# Enabling Cost-Based Optimization

This page walks you through the steps to enable cost-based optimization.

## 1. Before you begin

• You have created a query that contains a `SELECT` statement that uses a path pattern in its `FROM` clause with one or more hops.

• You have the privilege to install queries on the graph where you are operating.

## 2. Procedure

The following is the procedure to enable cost-based optimization when installing a query.

### 2.1. Identify referenced types and attributes

You need to identify the vertex and edge types for which you need to compute the following statistics:

• Cardinality: the number of instances for each type

• Histogram: the distribution of values for an attribute

#### 2.1.1. Cardinality

You need to compute cardinality data for the following vertex and edge types:

• Any vertex type referenced in the path pattern of a `FROM` clause.

• Any refined edge type. A refined edge type means an edge type with a specified pair of `from` and `to` vertex types as well as their reverse edge types if they exist.

#### 2.1.2. Histogram

You need to compute histograms for the following attributes:

• Any vertex attribute referenced in a `WHERE` clause in a `SELECT` statement in the query.

• Any refined edge type attribute referenced in a `WHERE` clause in a `SELECT` statement in the query.

• A refined edge type means an edge type with a specified pair of `from` and `to` vertex types as well as their reverse edge types if they exist.

If you are not sure which types and attributes you need to compute histogram data for a query, you can try installing that query with the cost-based optimizer enabled first. The optimizer produces a helpful recommendation if it sees any types/attributes that don’t have statistics computed for them.

For example, to optimize the following query:

``````CREATE OR REPLACE QUERY example3() FOR GRAPH ldbc_snb SYNTAX V2 {

vSet = SELECT p
FROM Tag:t - (<HAS_TAG) - Comment:m - (<LIKES:e) - Person:p
WHERE p.gender == "female" AND t.id != 100 AND e.creationDate >  to_datetime("2010-10-01 16:00")
LIMIT 50;
PRINT vSet;
}``````

You need the following histogram statistics:

• `gender` attribute of type `Person`

• `id` attribute of type `Tag`

• `creationDate` attribute of type `LIKES` from `Person` to `Comment`.

### 2.2. Compute cardinality data

To compute cardinality data (the count of each type), use the `POST :14240/gsqlserver/gsql/stats/card` endpoint.

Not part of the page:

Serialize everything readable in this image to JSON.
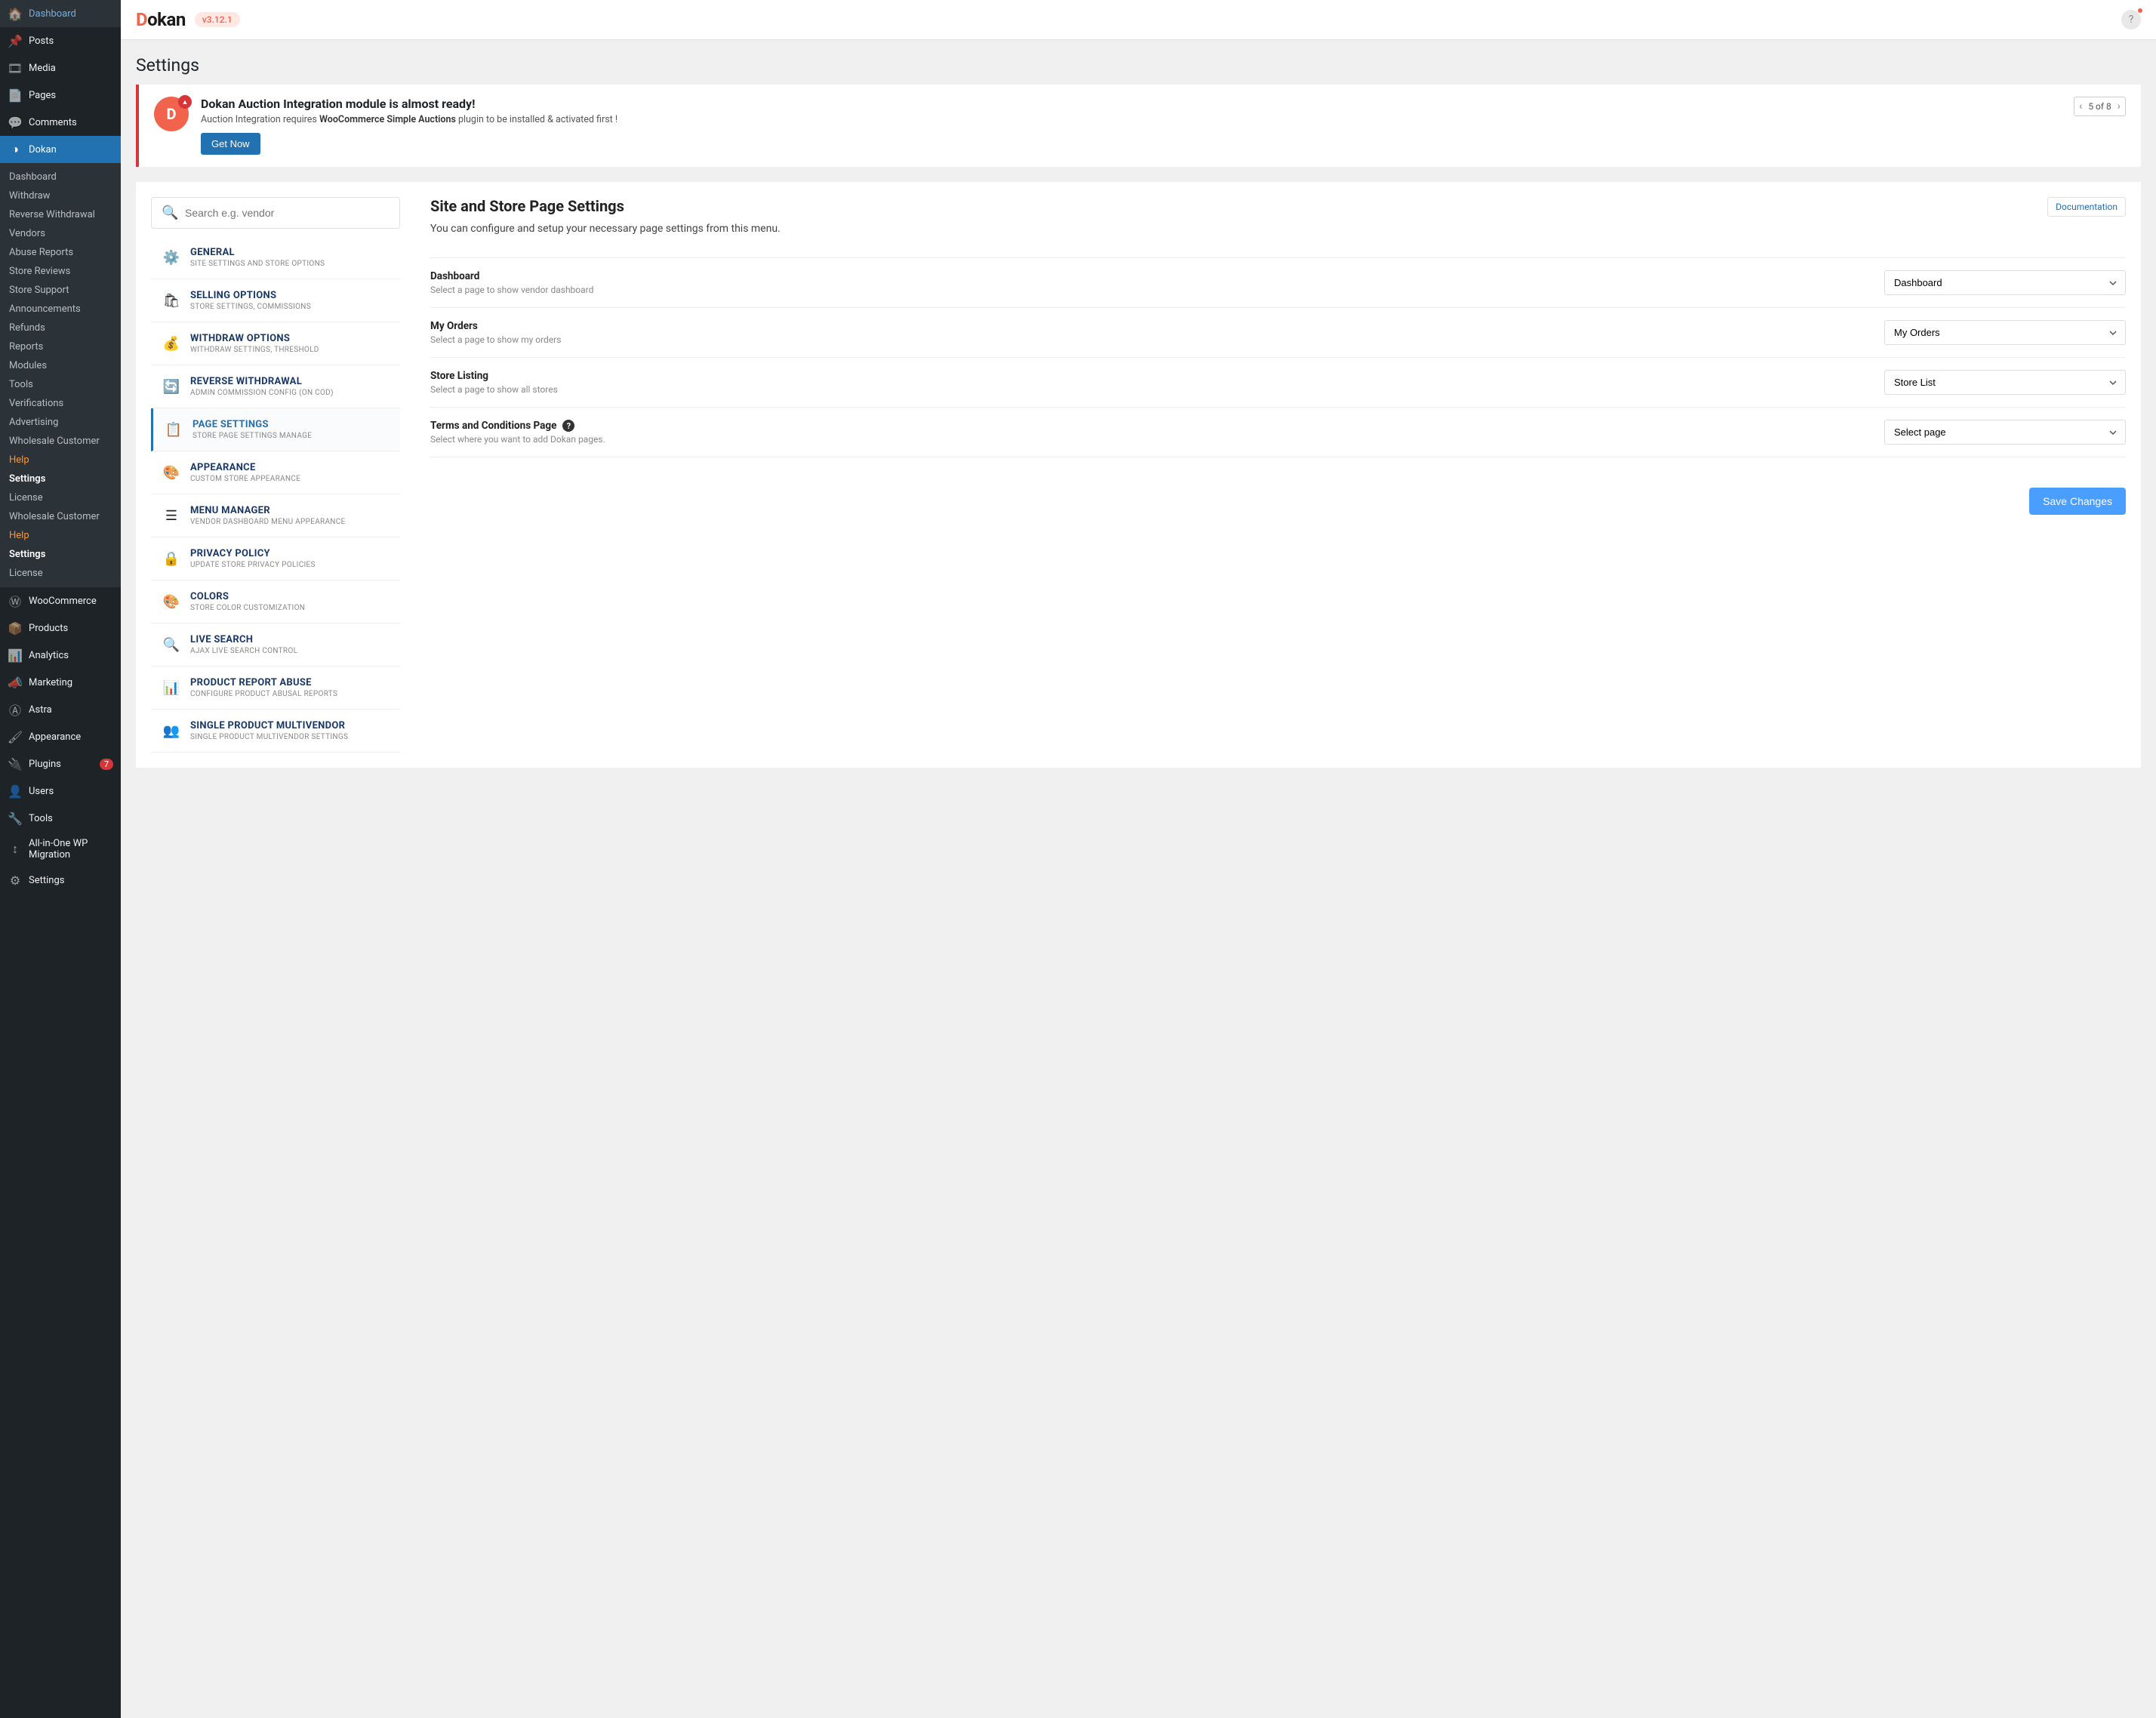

For example, to compute the cardinality data of the vertex `Person` in graph `ldbc_snb`, make the following request:

``curl -s --user tigergraph:tigergraph -X POST "http://localhost:14240/gsqlserver/gsql/stats/card?graph=ldbc_snb&vertex=Person"``

For another example, to compute the cardinality data of the refined edge type `LIKES` from a `Person` vertex to a `Comment` vertex, make the following request:

``curl -s --user tigergraph:tigergraph -X POST "http://localhost:14240/gsqlserver/gsql/stats/card?graph=ldbc_snb&edge=LIKES&from=Person&to=Comment"``

For best results, compute the cardinality data for every type you identified in the previous step, each with its own request.

### 2.3. Compute histogram data

For example, to compute the histogram data for attribute `gender` of vertex type `Person` on graph `ldbc_snb`, make the following request:

`````` curl --user tigergraph:tigergraph -X POST \
"http://localhost:14240/gsqlserver/gsql/stats/histogram" \
-d '{"graph":"ldbc_snb", "vertex":"Person", "attribute":"gender", "buckets":10}'``````

To compute the histogram data for attribute `creationDate` of refined edge type `LIKES` from vertex type `Person` to vertex type `Comment`, make the following request:

``````\$ curl -s --user tigergraph:tigergraph -X POST \
"http://localhost:14240/gsqlserver/gsql/stats/histogram" \
-d '{"graph":"ldbc_snb", "edge":"LIKES", "from":"Person", "to":"Comment", "attribute":"creationDate", "buckets":10}' | jq .``````

For best results, compute the histogram data for every attribute referenced in a `WHERE` clause of a `SELECT` statement.

### 2.4. Install query with `-COST` option

Now that the relevant statistics are available to the query optimizer, you can install the query with cost-based optimization. To use the cost-based optimization during installation, use the `-COST` option when installing the query.

For example, to install the query `example3`, run `INSTALL QUERY -COST example3`.

Alternatively, set the `cost_opt` session parameter to true by running `set cost_opt = true` in the GSQL shell. This enables cost-based optimization for the rest of your GSQL session. You no longer need to supply the `-COST` option when installing queries if the `cost_opt` parameter is set to true.

If you missed any cardinality or histogram data, the optimizer warns you about which types are missing, so you can compute the data for any missing type or attribute.